Steve Auckland, Free Division MD at Associated Newspapers, which owns both the Metro and London Lite, says it is too early to assess the impact this move will have on London Lite: ‘The London Evening Standard is in a difficult situation. I am not sure how it will sustain its cost base when it is giving away 600,000 copies a day. It also has to make sure it does not put advertising rates up.’
London Lite launched in 2006 to rival News International’s thelondonpaper. But thelondonpaper folded last month following spectacular losses, and after owner Rupert Murdoch laid out plans to charge for
online news by 2010.
Auckland does not view his two free papers as rivals: ‘The Metro offers a dose of hard news with no spin, which reflects what urbanites want to read in the morning.’
By contrast, London Lite is more lifestyle and celebrity-led. ‘It is a Heat-style magazine on a daily basis for a younger professional audience. It is a short, sharp read for the end of the day,’ adds Auckland.
The two papers co-exist with a strict policy of not sharing stories or operating from the same office, but the sales, research, marketing and distribution teams work across both titles.
Although he would not be drawn on the closure of thelondonpaper, Auckland attributes his own papers’ success to offering the ‘right product in the right place to the right audience’. Commuters want news quickly and Auckland does not see them paying for a paper.
Of the London Evening Standard, he says: ‘It does a different job. If readers want a lengthy, opinionated read, the Standard is a great product, but reader differences depend on age.’
But some say commuters will think differently now. Sam Espensen, account director at Red Dog Communications, says: ‘There is clearly only room for one free paper in terms of advertising revenue.’
Matt Bourn, MD of Braben, says thelondonpaper will not be badly missed from an editorial perspective, ‘but it did provide a range of PR opportunities’.
The sudden closure of thelondonpaper also casts doubt over the future of the free newspaper market, but Auckland remains bullish: ‘The Metro got through the recession and we are seeing some green shoots of recovery.’ But he concedes: ‘London Lite is in a different market. There is not so much routine for people in the evening.’
Bourn says the Metro remains an example to other titles: ‘The Metro is a leading light for the successful free format and is still a key title for PROs to target.’
Metro – 1.3 million across UK
760,000 in London
London Lite – 400,000
A minute with... Steve Auckland, MD, Associated Newspapers Free Division
Define your readership
Metro readers are 18- to 44-year-old ABC1s, who are predominantly in full-time work. They routinely use public transport to get to work. London Lite readers are a similar professional audience in London. They are slightly more interested in arts, entertainment and lifestyle. The evening readers are harder to guarantee.
What differentiates the Metro and the London Lite?
Metro, which launched in London in 1999, works on the morning mind set.

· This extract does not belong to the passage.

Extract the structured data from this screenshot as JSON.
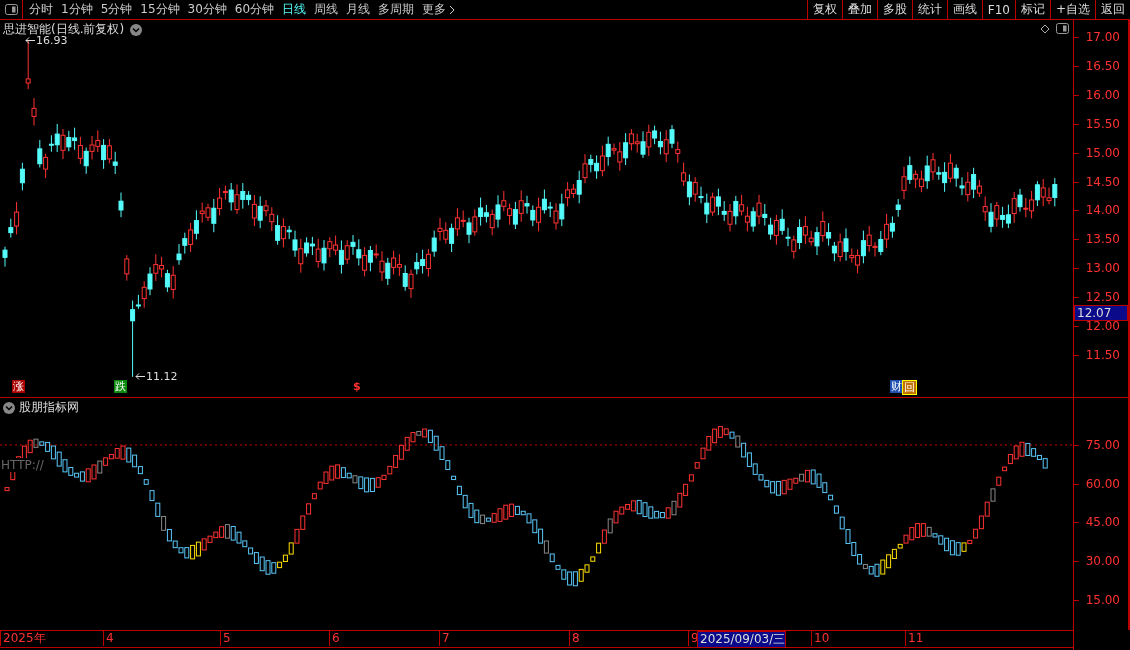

People are more receptive in the morning. It has no spin, no judgments and is not aligned to any party. The features are related to each city and there is comprehensive sports coverage. By the end of the day, readers want more a light-hearted news agenda, which is what the London Lite gives them.
How much contact do you have with PROs?
The editorial teams have a lot of contact with PR professionals, especially on the entertainment, travel and lifestyle sections.